For her part, Garcia de Rayos appears keenly aware of her role in this unfolding drama.

He added saying, "Getting back to the US, legally, there's really no route for her".

Ms. Rayos was working at Golfland Sunsplash in Mesa, a suburb of Phoenix, when Maricopa County sheriff's deputies swooped in on December 16, 2008, arresting her and several other employees on charges of suspicion of identity theft and using forged documents to obtain employment.

Garcia de Rayos was convicted in 2008 for using a fake Social Security number and was ordered to be sent back to Mexico.

Police identified the seven people who were arrested late Wednesday as 31-year-old Manuel Saldana, 57-year-old Beth King, 36-year-old Angeles Maldonado, 23-year-old Maria Castro, 41-year-old Kenneth Chapman and 37-year-old Luke Black.

Kansas Secretary of State and former Trump advisor Kris Kobach is also promising to extend Trump's executive order to the state level, and introduced a bill empowering state and municipal law enforcement to enforce federal immigration laws and deport undocumented immigrants. "No one is illegal!" as her husband and two children watched. She has been in the United States, according to the New York Times, since the age of 14, when she came into the country illegally.

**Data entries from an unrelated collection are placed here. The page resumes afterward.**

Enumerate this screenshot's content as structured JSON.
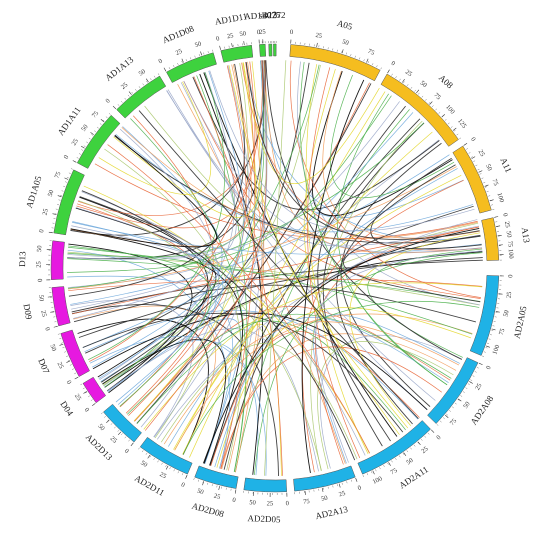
{
  "colors": {
    "A": "#f5bd1f",
    "AD1": "#3ed23e",
    "D": "#e619e0",
    "AD2": "#1fb2e6",
    "links": [
      "#e8673a",
      "#f29a57",
      "#2f2f2f",
      "#000000",
      "#6fa8dc",
      "#4bb04b",
      "#e3d72e",
      "#9aa7c9",
      "#a8c66c"
    ]
  },
  "segments": [
    {
      "name": "A05",
      "group": "A",
      "ticks": [
        "0",
        "25",
        "50",
        "75"
      ]
    },
    {
      "name": "A08",
      "group": "A",
      "ticks": [
        "0",
        "25",
        "50",
        "75",
        "100",
        "125"
      ]
    },
    {
      "name": "A11",
      "group": "A",
      "ticks": [
        "0",
        "25",
        "50",
        "75",
        "100"
      ]
    },
    {
      "name": "A13",
      "group": "A",
      "ticks": [
        "0",
        "25",
        "50",
        "75",
        "100"
      ]
    },
    {
      "name": "AD2A05",
      "group": "AD2",
      "ticks": [
        "0",
        "25",
        "50",
        "75",
        "100"
      ]
    },
    {
      "name": "AD2A08",
      "group": "AD2",
      "ticks": [
        "0",
        "25",
        "50",
        "75"
      ]
    },
    {
      "name": "AD2A11",
      "group": "AD2",
      "ticks": [
        "0",
        "25",
        "50",
        "75",
        "100"
      ]
    },
    {
      "name": "AD2A13",
      "group": "AD2",
      "ticks": [
        "0",
        "25",
        "50",
        "75"
      ]
    },
    {
      "name": "AD2D05",
      "group": "AD2",
      "ticks": [
        "0",
        "25",
        "50"
      ]
    },
    {
      "name": "AD2D08",
      "group": "AD2",
      "ticks": [
        "0",
        "25",
        "50"
      ]
    },
    {
      "name": "AD2D11",
      "group": "AD2",
      "ticks": [
        "0",
        "25",
        "50"
      ]
    },
    {
      "name": "AD2D13",
      "group": "AD2",
      "ticks": [
        "0",
        "25",
        "50"
      ]
    },
    {
      "name": "D04",
      "group": "D",
      "ticks": [
        "0",
        "25"
      ]
    },
    {
      "name": "D07",
      "group": "D",
      "ticks": [
        "0",
        "25",
        "50"
      ]
    },
    {
      "name": "D09",
      "group": "D",
      "ticks": [
        "0",
        "25",
        "50"
      ]
    },
    {
      "name": "D13",
      "group": "D",
      "ticks": [
        "0",
        "25",
        "50"
      ]
    },
    {
      "name": "AD1A05",
      "group": "AD1",
      "ticks": [
        "0",
        "25",
        "50",
        "75"
      ]
    },
    {
      "name": "AD1A11",
      "group": "AD1",
      "ticks": [
        "0",
        "25",
        "50",
        "75"
      ]
    },
    {
      "name": "AD1A13",
      "group": "AD1",
      "ticks": [
        "0",
        "25",
        "50"
      ]
    },
    {
      "name": "AD1D08",
      "group": "AD1",
      "ticks": [
        "0",
        "25",
        "50"
      ]
    },
    {
      "name": "AD1D11",
      "group": "AD1",
      "ticks": [
        "0",
        "25",
        "50"
      ]
    },
    {
      "name": "AD1D13",
      "group": "AD1",
      "ticks": [
        "0",
        "25"
      ]
    },
    {
      "name": "s4075",
      "group": "AD1",
      "ticks": []
    },
    {
      "name": "s2272",
      "group": "AD1",
      "ticks": []
    }
  ],
  "link_count": 160
}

Her lawyer believes her deportation is "a direct result of the new executive orders that are being put into action" by President Trump's administration.

"She's with her kids right now", said Lucia Sandoval of the immigration advocacy group Puente Arizona. For four years, federal immigration authorities had given her a pass to remain in the USA rather than deport her back to her native Mexico. In 2013 Immigration and Customs Enforcement issued a final deportation order for her, but the agency did not act on the order until Wednesday.

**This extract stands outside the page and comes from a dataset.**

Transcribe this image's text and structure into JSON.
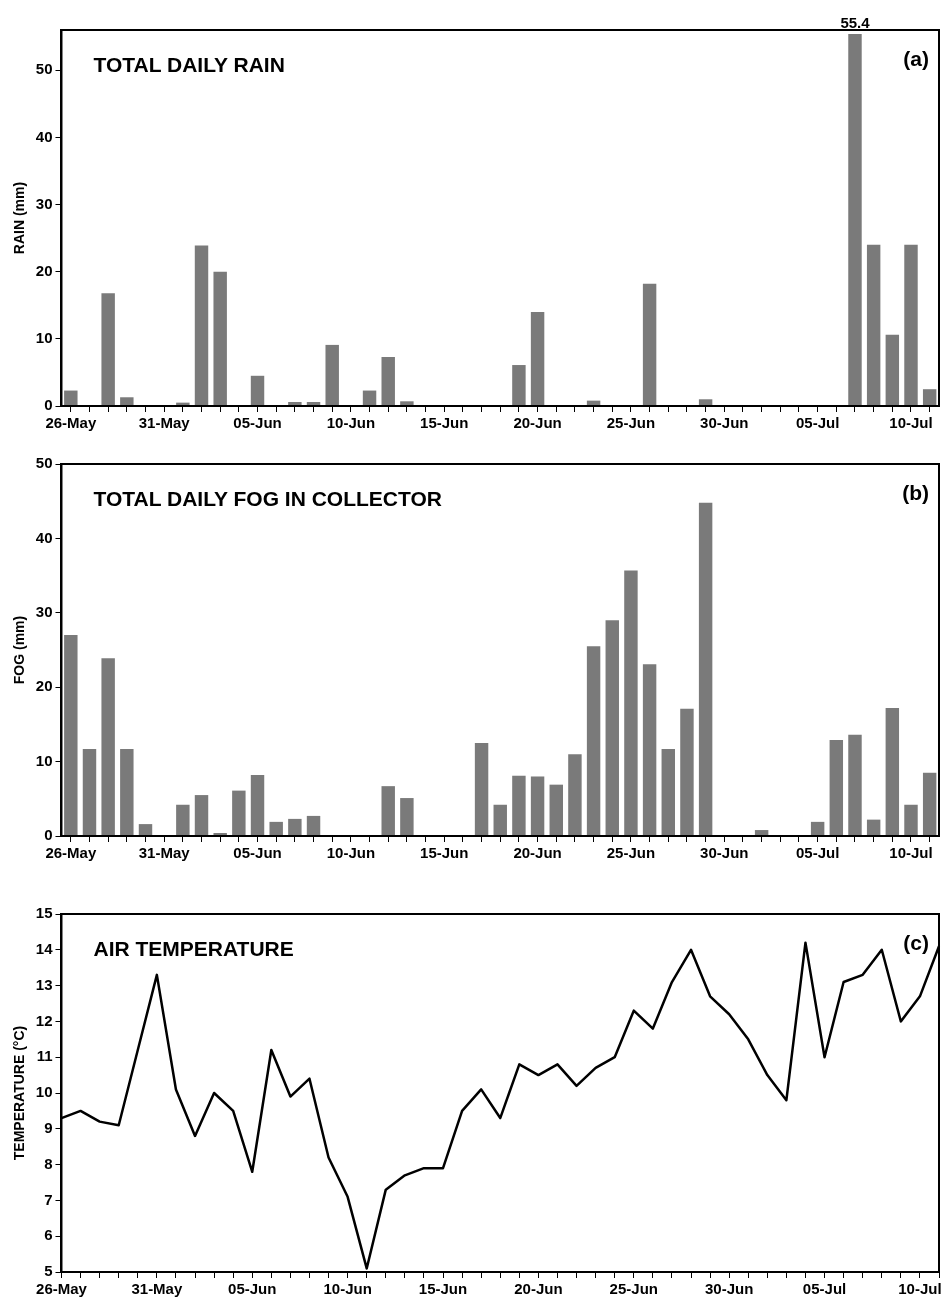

But Rayos does have a criminal record because of her conviction on a felony charge of identification theft. However, Rayos was not considered a priority for deportation under Obama.

ICE released a statement saying Rayos was being detained based on the removal order issued in 2013.

Garcia de Rayos spoke from the Kino Border Initiative, a soup kitchen and shelter in Nogales, Sonora, where many migrants go after being deported.

Garcia de Rayos reportedly left Acambaro, a city Mexican state of Guanajuato, and crossed the border into Nogales, Arizona.

"Basically we are Americans", he said.

Garcia de Rayos has lived here for 20 years illegally, but that isn't why she was deported.

Garcia showed up at ICE headquarters earlier in the day for a required check-in.

Mexico's foreign relations department said that her removal is an example of more severe immigration enforcement. It lost the case on appeal, but Arpaio disbanded the task force that conducted the raids. Under the Obama administration, only undocumented immigrants convicted of a felony, serious misdemeanor or multiple misdemeanors were prioritized for deportation.